THE CENTRAL LAKES DISTRICT

Several important areas of vineyards are grouped about the central lakes in western New York. While there are at least three distinct localities in this district, namely, the areas about the three lakes, Keuka, Canandaigua, and Seneca, yet the soils, climate, varieties and methods of caring for vineyards and product are so nearly alike that all may be treated as one district. The vineyards are in five counties, Ontario, Yates, Schuyler, Steuben and Seneca. The Keuka area, in Yates and Steuben Counties, is by far the largest; and the region is often called the Keuka grape district. Vineyards surround Keuka Lake and all but the northern end of Canandaigua Lake, but only on the banks of the southern half of Seneca Lake are grapes grown. The somewhat extensive vineyards about Naples, south of Canandaigua Lake; Bath, south of Keuka Lake; and of Romulus between Seneca and Cayuga Lakes, belong in the Central Lakes district.

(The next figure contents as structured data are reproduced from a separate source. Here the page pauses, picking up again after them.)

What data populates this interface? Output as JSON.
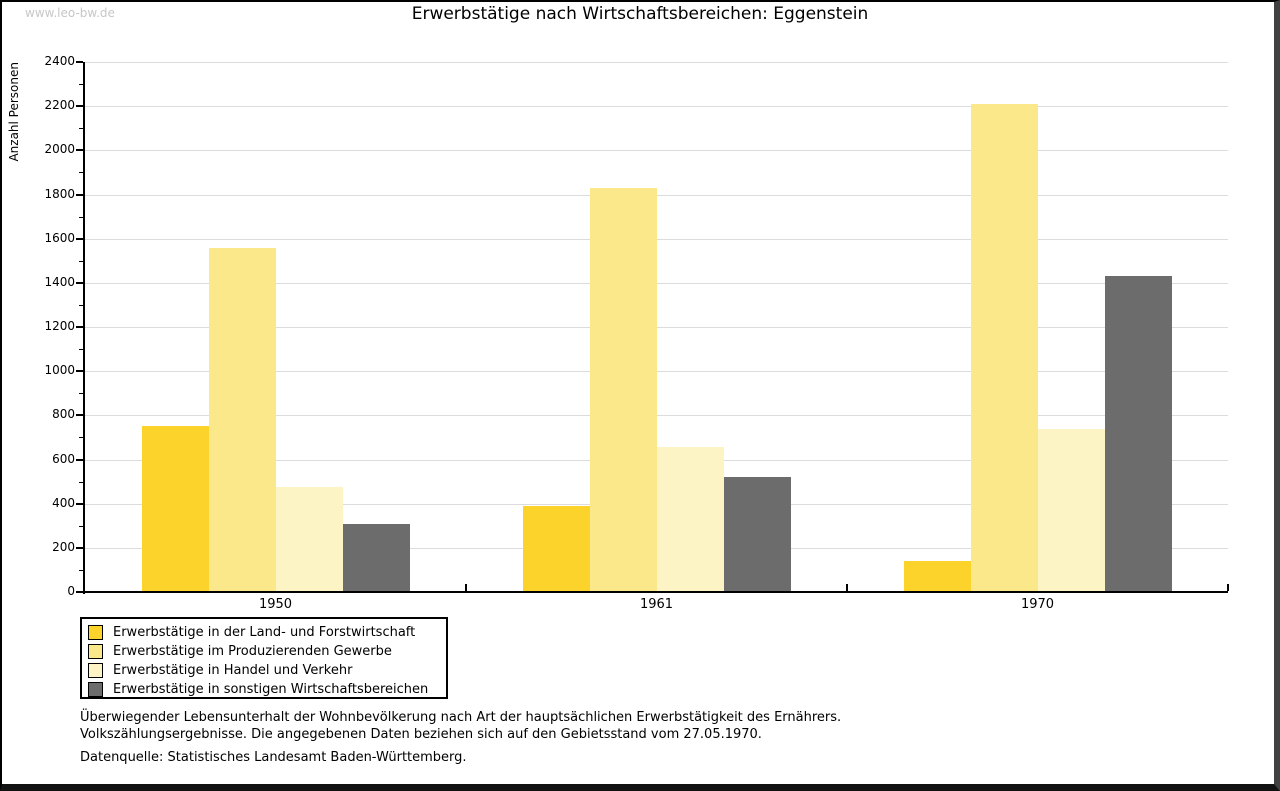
{
  "watermark": "www.leo-bw.de",
  "title": "Erwerbstätige nach Wirtschaftsbereichen: Eggenstein",
  "chart_data": {
    "type": "bar",
    "title": "Erwerbstätige nach Wirtschaftsbereichen: Eggenstein",
    "categories": [
      "1950",
      "1961",
      "1970"
    ],
    "series": [
      {
        "name": "Erwerbstätige in der Land- und Forstwirtschaft",
        "color": "#FCD32B",
        "values": [
          750,
          390,
          140
        ]
      },
      {
        "name": "Erwerbstätige im Produzierenden Gewerbe",
        "color": "#FBE88B",
        "values": [
          1560,
          1830,
          2210
        ]
      },
      {
        "name": "Erwerbstätige in Handel und Verkehr",
        "color": "#FCF4C5",
        "values": [
          475,
          655,
          740
        ]
      },
      {
        "name": "Erwerbstätige in sonstigen Wirtschaftsbereichen",
        "color": "#6C6C6C",
        "values": [
          310,
          520,
          1430
        ]
      }
    ],
    "xlabel": "",
    "ylabel": "Anzahl Personen",
    "ylim": [
      0,
      2400
    ],
    "ytick_step": 200,
    "yminor_step": 100,
    "grid": "horizontal",
    "gridline_color": "#DCDCDC",
    "legend_position": "bottom-left"
  },
  "footnotes": {
    "line1": "Überwiegender Lebensunterhalt der Wohnbevölkerung nach Art der hauptsächlichen Erwerbstätigkeit des Ernährers.",
    "line2": "Volkszählungsergebnisse. Die angegebenen Daten beziehen sich auf den Gebietsstand vom 27.05.1970.",
    "source": "Datenquelle: Statistisches Landesamt Baden-Württemberg."
  }
}
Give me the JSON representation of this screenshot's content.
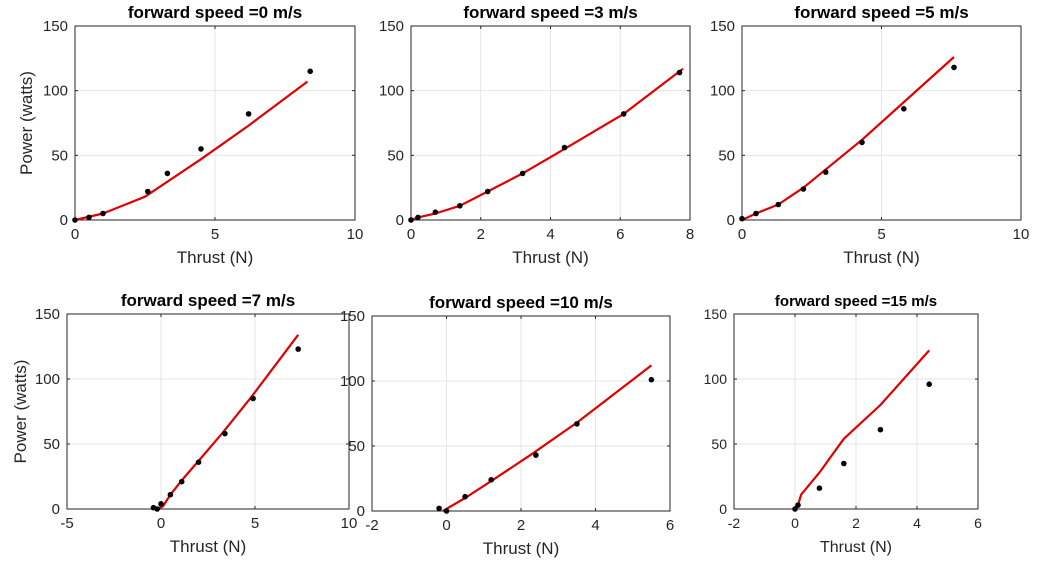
{
  "chart_data": [
    {
      "type": "line",
      "title": "forward speed  =0 m/s",
      "xlabel": "Thrust (N)",
      "ylabel": "Power (watts)",
      "xlim": [
        0,
        10
      ],
      "ylim": [
        0,
        150
      ],
      "xticks": [
        0,
        5,
        10
      ],
      "yticks": [
        0,
        50,
        100,
        150
      ],
      "grid": true,
      "series": [
        {
          "kind": "line",
          "color": "#e00000",
          "x": [
            0,
            1,
            2.5,
            4.5,
            6.2,
            8.3
          ],
          "y": [
            0,
            5,
            18,
            47,
            73,
            107
          ]
        },
        {
          "kind": "scatter",
          "color": "#000000",
          "x": [
            0,
            0.5,
            1,
            2.6,
            3.3,
            4.5,
            6.2,
            8.4
          ],
          "y": [
            0,
            2,
            5,
            22,
            36,
            55,
            82,
            115
          ]
        }
      ]
    },
    {
      "type": "line",
      "title": "forward speed  =3 m/s",
      "xlabel": "Thrust (N)",
      "ylabel": "",
      "xlim": [
        0,
        8
      ],
      "ylim": [
        0,
        150
      ],
      "xticks": [
        0,
        2,
        4,
        6,
        8
      ],
      "yticks": [
        0,
        50,
        100,
        150
      ],
      "grid": true,
      "series": [
        {
          "kind": "line",
          "color": "#e00000",
          "x": [
            0,
            0.2,
            0.7,
            1.4,
            2.2,
            3.2,
            4.4,
            6.1,
            7.8
          ],
          "y": [
            0,
            2,
            5,
            11,
            22,
            36,
            55,
            82,
            117
          ]
        },
        {
          "kind": "scatter",
          "color": "#000000",
          "x": [
            0,
            0.2,
            0.7,
            1.4,
            2.2,
            3.2,
            4.4,
            6.1,
            7.7
          ],
          "y": [
            0,
            2,
            6,
            11,
            22,
            36,
            56,
            82,
            114
          ]
        }
      ]
    },
    {
      "type": "line",
      "title": "forward speed  =5 m/s",
      "xlabel": "Thrust (N)",
      "ylabel": "",
      "xlim": [
        0,
        10
      ],
      "ylim": [
        0,
        150
      ],
      "xticks": [
        0,
        5,
        10
      ],
      "yticks": [
        0,
        50,
        100,
        150
      ],
      "grid": true,
      "series": [
        {
          "kind": "line",
          "color": "#e00000",
          "x": [
            0,
            0.5,
            1.3,
            2.2,
            4.3,
            7.6
          ],
          "y": [
            0,
            5,
            12,
            25,
            62,
            126
          ]
        },
        {
          "kind": "scatter",
          "color": "#000000",
          "x": [
            0,
            0.5,
            1.3,
            2.2,
            3,
            4.3,
            5.8,
            7.6
          ],
          "y": [
            1,
            5,
            12,
            24,
            37,
            60,
            86,
            118
          ]
        }
      ]
    },
    {
      "type": "line",
      "title": "forward speed  =7 m/s",
      "xlabel": "Thrust (N)",
      "ylabel": "Power (watts)",
      "xlim": [
        -5,
        10
      ],
      "ylim": [
        0,
        150
      ],
      "xticks": [
        -5,
        0,
        5,
        10
      ],
      "yticks": [
        0,
        50,
        100,
        150
      ],
      "grid": true,
      "series": [
        {
          "kind": "line",
          "color": "#e00000",
          "x": [
            -0.3,
            0.1,
            0.5,
            1.1,
            2,
            3.3,
            4.8,
            7.3
          ],
          "y": [
            0,
            2,
            11,
            22,
            37,
            59,
            86,
            134
          ]
        },
        {
          "kind": "scatter",
          "color": "#000000",
          "x": [
            -0.4,
            -0.2,
            0,
            0.5,
            1.1,
            2,
            3.4,
            4.9,
            7.3
          ],
          "y": [
            1,
            0,
            4,
            11,
            21,
            36,
            58,
            85,
            123
          ]
        }
      ]
    },
    {
      "type": "line",
      "title": "forward speed  =10 m/s",
      "xlabel": "Thrust (N)",
      "ylabel": "",
      "xlim": [
        -2,
        6
      ],
      "ylim": [
        0,
        150
      ],
      "xticks": [
        -2,
        0,
        2,
        4,
        6
      ],
      "yticks": [
        0,
        50,
        100,
        150
      ],
      "grid": true,
      "series": [
        {
          "kind": "line",
          "color": "#e00000",
          "x": [
            -0.1,
            0.5,
            1.2,
            2.3,
            3.5,
            5.5
          ],
          "y": [
            0,
            10,
            23,
            44,
            68,
            112
          ]
        },
        {
          "kind": "scatter",
          "color": "#000000",
          "x": [
            -0.2,
            0,
            0.5,
            1.2,
            2.4,
            3.5,
            5.5
          ],
          "y": [
            2,
            0,
            11,
            24,
            43,
            67,
            101
          ]
        }
      ]
    },
    {
      "type": "line",
      "title": "forward speed  =15 m/s",
      "xlabel": "Thrust (N)",
      "ylabel": "",
      "xlim": [
        -2,
        6
      ],
      "ylim": [
        0,
        150
      ],
      "xticks": [
        -2,
        0,
        2,
        4,
        6
      ],
      "yticks": [
        0,
        50,
        100,
        150
      ],
      "grid": true,
      "series": [
        {
          "kind": "line",
          "color": "#e00000",
          "x": [
            0,
            0.1,
            0.2,
            0.8,
            1.6,
            2.8,
            4.4
          ],
          "y": [
            0,
            3,
            11,
            28,
            54,
            80,
            122
          ]
        },
        {
          "kind": "scatter",
          "color": "#000000",
          "x": [
            0,
            0.1,
            0.8,
            1.6,
            2.8,
            4.4
          ],
          "y": [
            0,
            3,
            16,
            35,
            61,
            96
          ]
        }
      ]
    }
  ]
}
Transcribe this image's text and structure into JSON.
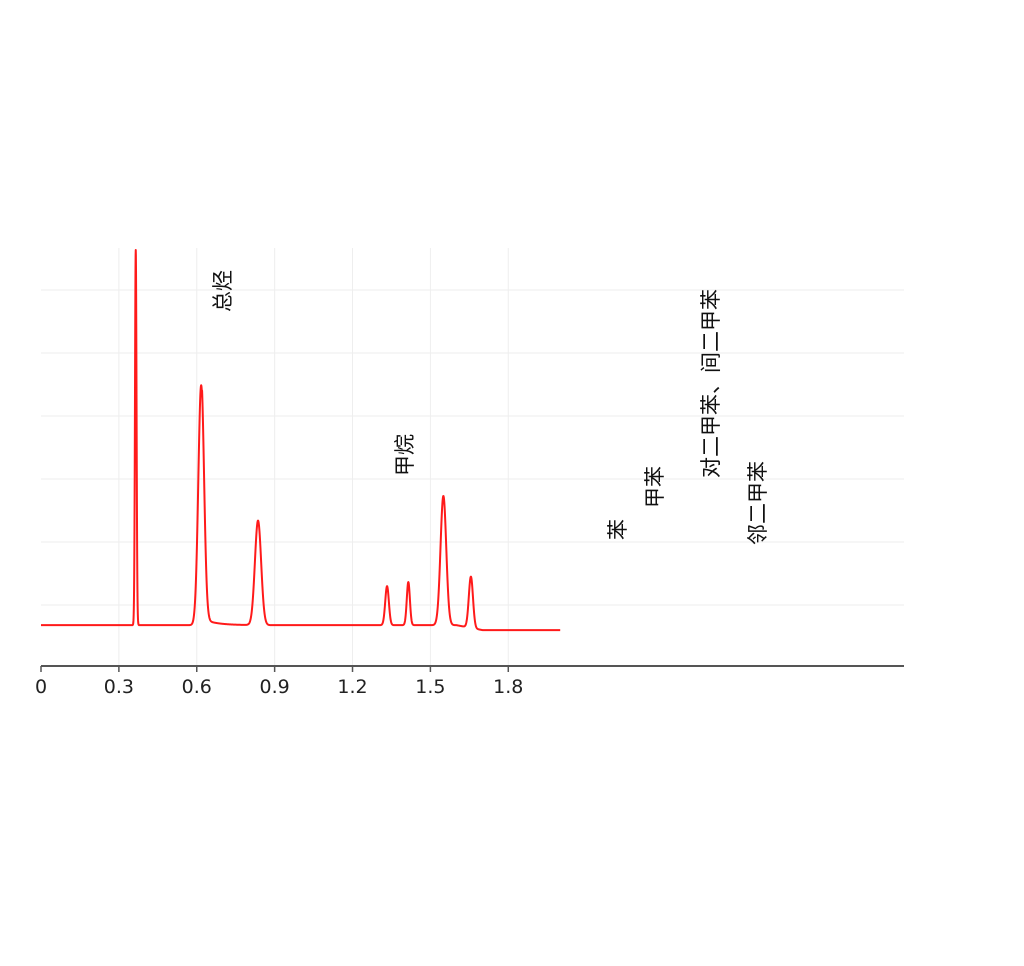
{
  "chart_data": {
    "type": "line",
    "title": "",
    "xlabel": "",
    "ylabel": "",
    "xlim": [
      0,
      2.0
    ],
    "ylim": [
      0,
      100
    ],
    "grid": true,
    "x_ticks": [
      0,
      0.3,
      0.6,
      0.9,
      1.2,
      1.5,
      1.8
    ],
    "x_tick_labels": [
      "0",
      "0.3",
      "0.6",
      "0.9",
      "1.2",
      "1.5",
      "1.8"
    ],
    "series_color": "#ff1a1a",
    "baseline": 8.5,
    "peaks": [
      {
        "x": 0.365,
        "y": 100,
        "width": 0.003,
        "label": "总烃"
      },
      {
        "x": 0.617,
        "y": 67,
        "width": 0.011,
        "label": ""
      },
      {
        "x": 0.836,
        "y": 34,
        "width": 0.012,
        "label": "甲烷"
      },
      {
        "x": 1.333,
        "y": 18,
        "width": 0.007,
        "label": "苯"
      },
      {
        "x": 1.415,
        "y": 19,
        "width": 0.006,
        "label": "甲苯"
      },
      {
        "x": 1.55,
        "y": 40,
        "width": 0.011,
        "label": "对二甲苯、间二甲苯"
      },
      {
        "x": 1.656,
        "y": 21,
        "width": 0.008,
        "label": "邻二甲苯"
      }
    ]
  }
}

The geology of the Central or Finger Lakes has been studied by many workers and the geological history of these remarkable bodies of water is now well known.[105] It is very generally agreed that these lakes fill, in part, preglacial valleys and that the valleys were transformed into lakes by glacial action. The basins of the lakes may have been and probably were deepened by the erosive action of glaciers but it is fairly certain that there were pre-existing valleys which were dammed by glacial deposit.